We testified that if this expansion of eligibility for MAID went ahead in a Canadian society plagued by systemic ableism, death by MAID would quickly become a socially accepted path of least resistance for ill and disabled people who are unable to access sufficient supports to live self-determined lives with dignity in the community. Sadly, our warnings were met with a collective shrug, and Bill C-7 was passed into law.
Today, I will offer evidence that Bill C-7's expansion of eligibility for MAID is, in fact, resulting in increasing numbers of ill and disabled people turning to MAID as their only alternative to abject poverty and/or incarceration in a long-term care facility. My hope, faint though it may be, is that you, as Canada's policy-makers, will finally recognize that Canada's current MAID regime is, in fact, eugenics disguised as autonomy, and take bold and courageous action to stop the injustice.
A Hobson's choice is defined as a situation in which it seems that you can choose between different things or actions, but there is really only one thing that you can take or do. Contrary to the claims of some MAID enthusiasts who have testified before this committee—think Dr. James Downar—in the year and a half since Bill C-7 was passed, we have seen death by MAID become a Hobson's choice for growing numbers of ill and disabled Canadians.
Among these are Chris Gladders, age 35, who died by MAID in January 2021. He was battling Fabry disease, a genetic condition which affects the body's ability to break down a specific fatty acid and causes a number of side effects. He had two daughters; Hailee, 13; and Savannah, five. He lived in a long-term care facility in Niagara, Ontario. His brother reported that at the time of his assisted death, “The bedding hadn't been changed for weeks. There was feces on the bed. There was urine on the bed. There was urine and feces on the floor, the room was absolutely disgusting”, and that the day before his death “He pulled the call bell beside his bed. I was on the phone with him for 40 minutes and nobody answered that bell. That was his last night.”
Equally disturbing is the case of Sophia. Sophia was the preferred pseudonym of a 51-year-old Ontario woman who had multiple chemical sensitivities. She underwent a medically assisted death after her desperate search for affordable housing free of cigarette smoke and chemical cleaners failed.
"The government sees me as expendable trash, a complainer, useless and a pain in the ass", Sophia said in a video filmed on February 14, 2022, eight days before her death.
She died after a frantic effort by friends, supporters, and even her doctors to get her safe and affordable housing in Toronto. She also left behind letters showing a desperate two-year search for help, in which she begs local, provincial, and federal officials for assistance in finding a home away from the smoke and chemicals wafting through her apartment. Four Toronto doctors were aware of Sophia's case, and they also wrote to federal housing and disability government officials on her behalf. In that letter, the doctors confirmed that her symptoms improved in cleaner air environments and asked for help to find or build a chemical-free residence.
"We physicians find it UNCONSCIONABLE that no other solution is proposed to this situation other than medical assistance in dying", they wrote.

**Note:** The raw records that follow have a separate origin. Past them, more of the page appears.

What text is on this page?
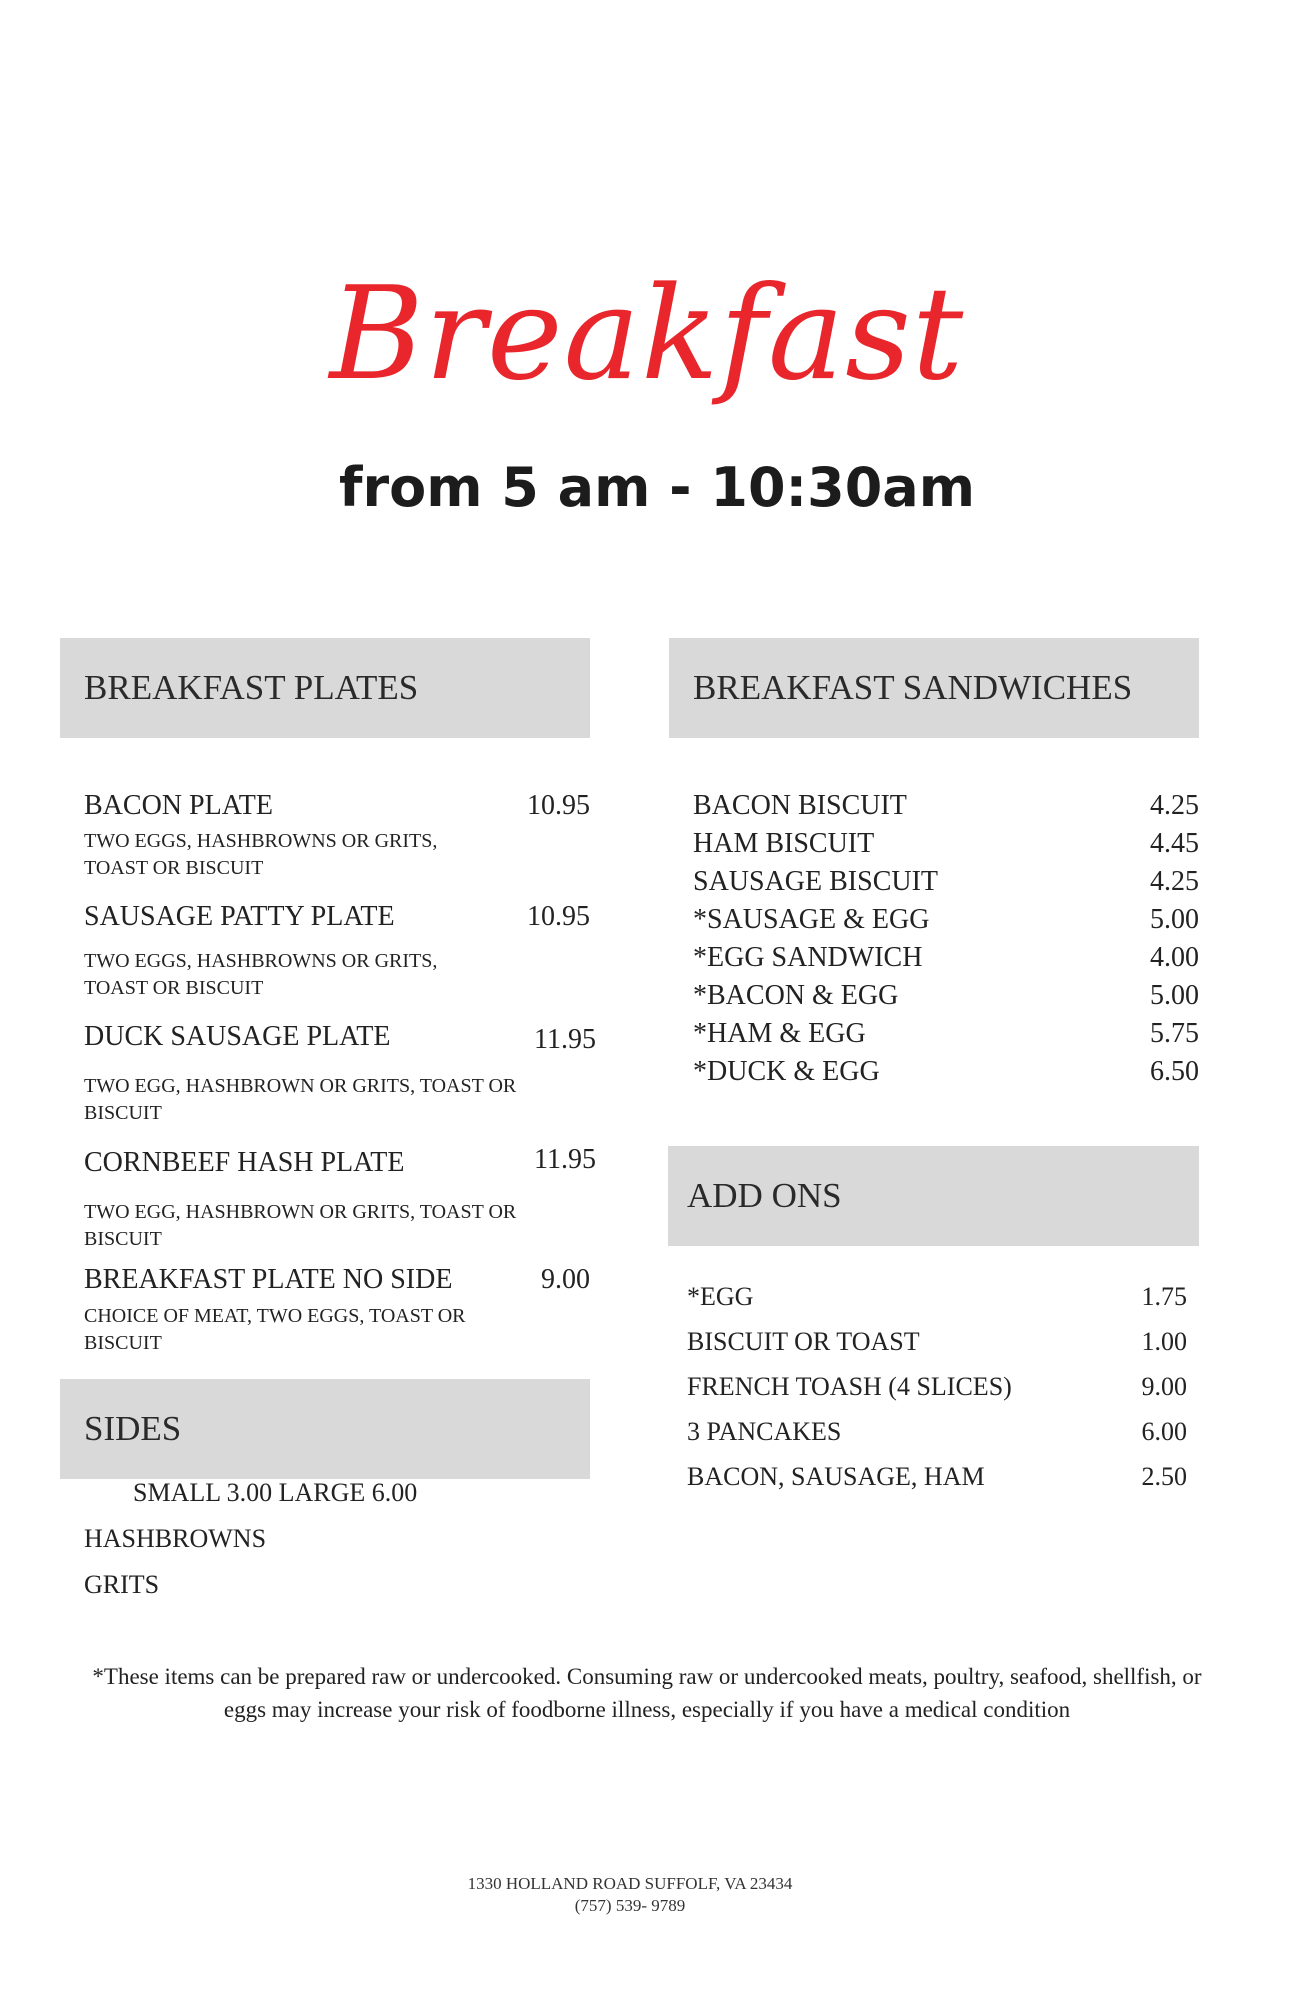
Breakfast
from 5 am - 10:30am
BREAKFAST PLATES
BACON PLATE	10.95
TWO EGGS, HASHBROWNS OR GRITS, TOAST OR BISCUIT
SAUSAGE PATTY PLATE	10.95
TWO EGGS, HASHBROWNS OR GRITS, TOAST OR BISCUIT
DUCK SAUSAGE PLATE	11.95
TWO EGG, HASHBROWN OR GRITS, TOAST OR BISCUIT
CORNBEEF HASH PLATE	11.95
TWO EGG, HASHBROWN OR GRITS, TOAST OR BISCUIT
BREAKFAST PLATE NO SIDE	9.00
CHOICE OF MEAT, TWO EGGS, TOAST OR BISCUIT
SIDES
SMALL 3.00 LARGE 6.00
HASHBROWNS
GRITS
BREAKFAST SANDWICHES
BACON BISCUIT	4.25
HAM BISCUIT	4.45
SAUSAGE BISCUIT	4.25
*SAUSAGE & EGG	5.00
*EGG SANDWICH	4.00
*BACON & EGG	5.00
*HAM & EGG	5.75
*DUCK & EGG	6.50
ADD ONS
*EGG	1.75
BISCUIT OR TOAST	1.00
FRENCH TOASH (4 SLICES)	9.00
3 PANCAKES	6.00
BACON, SAUSAGE, HAM	2.50
*These items can be prepared raw or undercooked. Consuming raw or undercooked meats, poultry, seafood, shellfish, or eggs may increase your risk of foodborne illness, especially if you have a medical condition
1330 HOLLAND ROAD SUFFOLF, VA 23434
(757) 539- 9789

Finally, there is the equally troubling and tragic story of Sathya Kovak. Sathya Dhara Kovak was a Winnipeg woman who died by MAID on October 3, 2022. Kovac lived with amyotrophic lateral sclerosis, ALS. Her condition was worsening, but she felt she had more life to live, just not enough home care support to do so.
“'Ultimately it was not a genetic disease that took me out, it was a system,' Kovac wrote in an obituary to loved ones.”

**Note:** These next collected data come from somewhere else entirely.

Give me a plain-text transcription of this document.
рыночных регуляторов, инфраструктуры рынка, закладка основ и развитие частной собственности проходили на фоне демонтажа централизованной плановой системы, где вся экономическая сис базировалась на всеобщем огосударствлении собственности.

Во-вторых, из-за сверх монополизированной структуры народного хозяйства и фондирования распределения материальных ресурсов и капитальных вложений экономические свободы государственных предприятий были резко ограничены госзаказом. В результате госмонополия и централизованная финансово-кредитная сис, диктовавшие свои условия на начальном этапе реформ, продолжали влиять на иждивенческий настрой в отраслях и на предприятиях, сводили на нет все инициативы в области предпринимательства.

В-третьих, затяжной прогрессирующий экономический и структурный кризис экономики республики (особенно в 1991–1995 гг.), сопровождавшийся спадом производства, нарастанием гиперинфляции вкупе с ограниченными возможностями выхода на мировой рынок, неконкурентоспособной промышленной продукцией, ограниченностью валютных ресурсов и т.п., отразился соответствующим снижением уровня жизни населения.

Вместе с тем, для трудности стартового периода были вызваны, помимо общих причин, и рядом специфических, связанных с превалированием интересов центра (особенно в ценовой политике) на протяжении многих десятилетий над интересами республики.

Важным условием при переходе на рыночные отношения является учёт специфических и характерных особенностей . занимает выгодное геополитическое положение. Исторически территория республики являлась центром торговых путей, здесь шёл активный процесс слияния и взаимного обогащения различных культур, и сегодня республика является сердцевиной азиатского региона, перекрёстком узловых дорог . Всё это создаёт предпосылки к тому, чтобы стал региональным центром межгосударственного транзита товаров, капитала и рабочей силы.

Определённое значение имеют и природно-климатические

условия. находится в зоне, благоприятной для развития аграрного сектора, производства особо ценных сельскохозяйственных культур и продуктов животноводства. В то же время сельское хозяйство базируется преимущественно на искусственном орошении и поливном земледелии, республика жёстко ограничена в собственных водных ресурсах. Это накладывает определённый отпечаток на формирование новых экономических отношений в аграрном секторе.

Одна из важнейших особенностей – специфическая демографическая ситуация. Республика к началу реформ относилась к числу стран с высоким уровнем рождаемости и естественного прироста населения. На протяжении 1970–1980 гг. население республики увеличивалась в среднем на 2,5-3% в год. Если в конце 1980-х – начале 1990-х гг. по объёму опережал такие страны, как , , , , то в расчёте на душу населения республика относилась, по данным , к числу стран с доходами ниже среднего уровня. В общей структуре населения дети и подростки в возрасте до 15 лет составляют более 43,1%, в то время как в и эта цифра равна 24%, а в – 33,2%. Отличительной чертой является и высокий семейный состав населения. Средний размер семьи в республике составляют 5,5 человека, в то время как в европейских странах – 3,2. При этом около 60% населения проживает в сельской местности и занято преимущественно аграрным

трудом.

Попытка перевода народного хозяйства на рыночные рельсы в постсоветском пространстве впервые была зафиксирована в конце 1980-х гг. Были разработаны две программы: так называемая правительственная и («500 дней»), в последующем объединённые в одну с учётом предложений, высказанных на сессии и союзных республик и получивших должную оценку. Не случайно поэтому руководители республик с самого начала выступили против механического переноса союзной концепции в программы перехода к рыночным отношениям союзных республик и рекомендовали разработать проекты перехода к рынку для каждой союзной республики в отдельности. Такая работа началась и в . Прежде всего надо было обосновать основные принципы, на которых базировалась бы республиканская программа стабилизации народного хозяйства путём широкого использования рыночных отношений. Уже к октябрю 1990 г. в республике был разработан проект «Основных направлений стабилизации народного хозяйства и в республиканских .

Her obituary continues, “There is desperate need for change. That is the sickness that causes so much suffering. Vulnerable people need help to survive. I could have had more time if I had more help.”
There is indeed a desperate need for change.
In the words of Canadian disabilities scholar, Jerome Bickenbach, when an individual chooses death as the only viable way to escape an intolerable situation partly brought on by the social environment, it seems “perverse and unfair to say that this is an expression of self-determination or autonomy.” It is incumbent upon you, as Canadian policy-makers, to take courageous action to correct the perversion of justice that is Canada's current MAID regime.